Could it be that the sin Snowden committed in releasing that new evidence is that the proof is too good, that it leaves no wiggle room for weasel words, for our government and corporate leaders to mislead the public about their activities — even if they are technically legal and approved by the FISA court.
What is it that might be so damaging about such disclosures now?

Key to understanding the NSA surveillance program is the underlying reason for gathering the domestic telecommunications data in the first place. As the CRS report notes, the NSA back in 2006 was allegedly collecting data from Verizon and other telecom carriers for “‘social network analysis‘ to map relationships between people based on their communications.”
In essence, that means the NSA is creating a massive, clandestine social-media system for conducting surveillance. Social network analysis, in simple terms, is a highly refined version of the Six Degrees of Kevin Bacon parlor game, which is based on the premise that any two people on the planet can be linked to the actor Kevin Bacon via six or fewer acquaintances.
Of course, the social-network mapping employed by the NSA makes use of a powerful computer infrastructure and sophisticated software that together are capable of analyzing huge quantities of data at an incredibly high speed.
And undoubtedly this data includes a mix of public-source information, such as voter-registration records (which include names, email addresses and phone numbers) and private data — such as the phone records being obtained by the NSA through the FISA warrant.
When combined, these databases can provide very precise, name-specific relationship maps that can be integrated with real-time geospatial data [already employed in the US drone program as Narco News has previously reported], so that the NSA not only knows who a person is and who they are connected to at any given time, but also where they are on the planet and where they are likely to go next.
It is, in essence, the ultimate Facebook account.

Clearly, social network mapping on the scale likely being employed by the NSA would be an invaluable tool in tracking terrorist cells seeking to operate inside the US.

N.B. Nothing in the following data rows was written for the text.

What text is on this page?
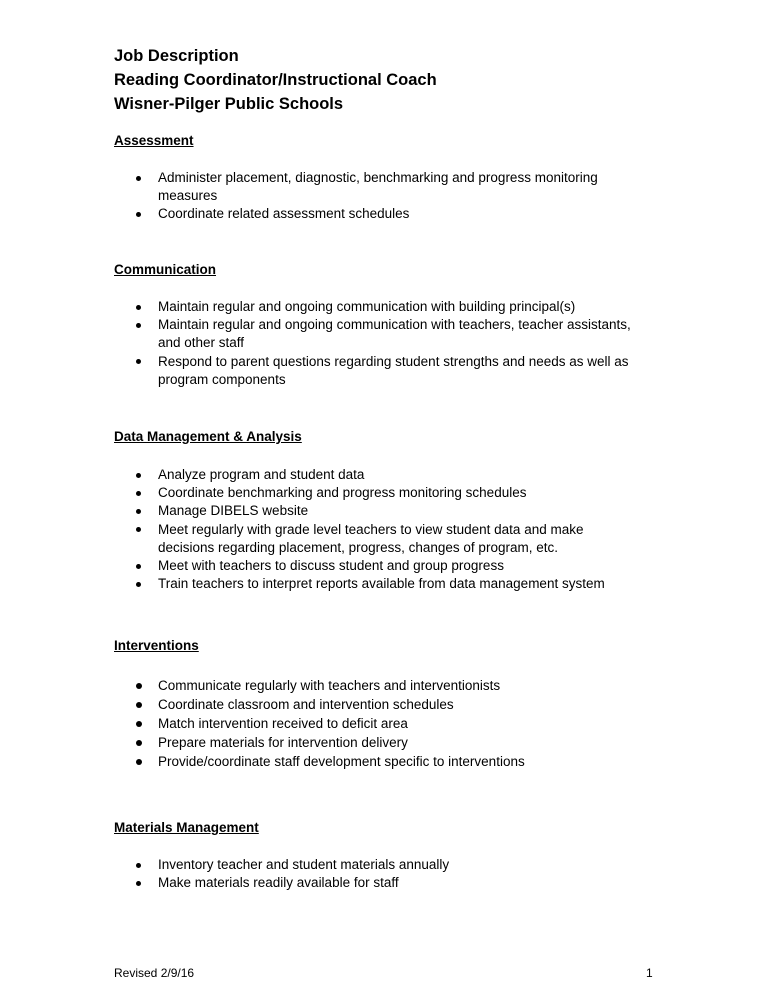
Job Description
Reading Coordinator/Instructional Coach
Wisner-Pilger Public Schools
Assessment
Administer placement, diagnostic, benchmarking and progress monitoring measures
Coordinate related assessment schedules
Communication
Maintain regular and ongoing communication with building principal(s)
Maintain regular and ongoing communication with teachers, teacher assistants, and other staff
Respond to parent questions regarding student strengths and needs as well as program components
Data Management & Analysis
Analyze program and student data
Coordinate benchmarking and progress monitoring schedules
Manage DIBELS website
Meet regularly with grade level teachers to view student data and make decisions regarding placement, progress, changes of program, etc.
Meet with teachers to discuss student and group progress
Train teachers to interpret reports available from data management system
Interventions
Communicate regularly with teachers and interventionists
Coordinate classroom and intervention schedules
Match intervention received to deficit area
Prepare materials for intervention delivery
Provide/coordinate staff development specific to interventions
Materials Management
Inventory teacher and student materials annually
Make materials readily available for staff
Revised 2/9/16	1
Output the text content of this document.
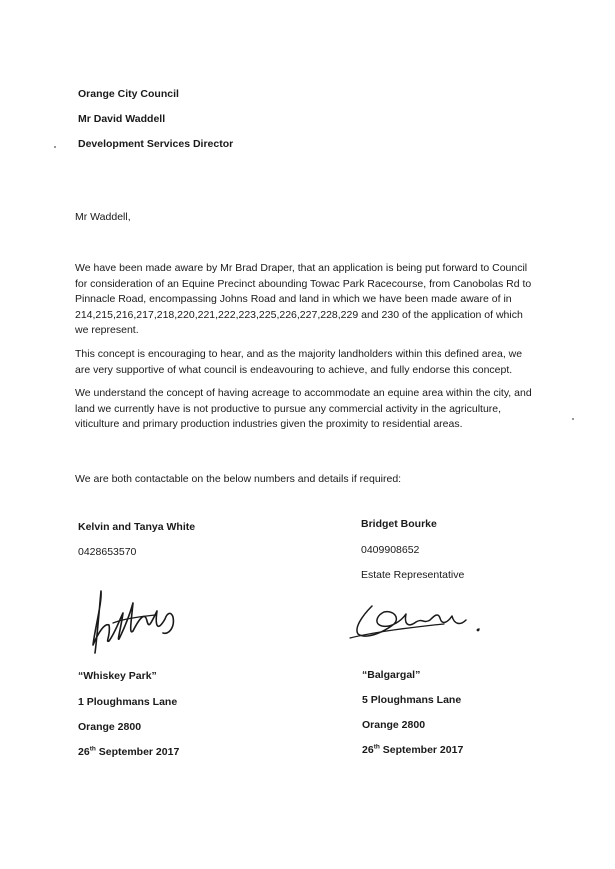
Orange City Council
Mr David Waddell
Development Services Director
Mr Waddell,

We have been made aware by Mr Brad Draper, that an application is being put forward to Council for consideration of an Equine Precinct abounding Towac Park Racecourse, from Canobolas Rd to Pinnacle Road, encompassing Johns Road and land in which we have been made aware of in 214,215,216,217,218,220,221,222,223,225,226,227,228,229 and 230 of the application of which we represent.

This concept is encouraging to hear, and as the majority landholders within this defined area, we are very supportive of what council is endeavouring to achieve, and fully endorse this concept.

We understand the concept of having acreage to accommodate an equine area within the city, and land we currently have is not productive to pursue any commercial activity in the agriculture, viticulture and primary production industries given the proximity to residential areas.

We are both contactable on the below numbers and details if required:

Kelvin and Tanya White
0428653570
“Whiskey Park”
1 Ploughmans Lane
Orange 2800
26th September 2017
Bridget Bourke
0409908652
Estate Representative
“Balgargal”
5 Ploughmans Lane
Orange 2800
26th September 2017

But it could be used with equal ease to identify and track individuals associated with legitimate political or religious organizations and movements that some corporations or government agencies deem a threat.
From the CRS report:
Mission creep is one of the leading risks of data mining cited by civil libertarians, and represents how control over one’s information can be a tenuous proposition. Mission creep refers to the use of data for purposes other than that for which the data was originally collected. This can occur regardless of whether the data was provided voluntarily by the individual or was collected through other means.
… The potential wide reuse of data suggests that concerns about mission creep can extend beyond privacy to the protection of civil rights in the event that information is used for “targeting an individual solely on the basis of religion or expression, or using information in a way that would violate the constitutional guarantee against self-incrimination.”
Whether you are a Democrat, Republican or neither, you have to consider that, if not our current president, then maybe it will be the next one who will be less-than vigilant about preventing this “mission creep.”
The implications for the people of this nation and their Constitutional rights is profound should this powerful social-network mapping be applied to areas that might compromise civil liberties — say using it to disrupt union organizing or to manipulate vote counts.
In the final analysis, when it comes to intelligence-community surveillance of the domestic population, this country could well be faced with a stark choice. What do we as a people really fear more: terrorism or despotism?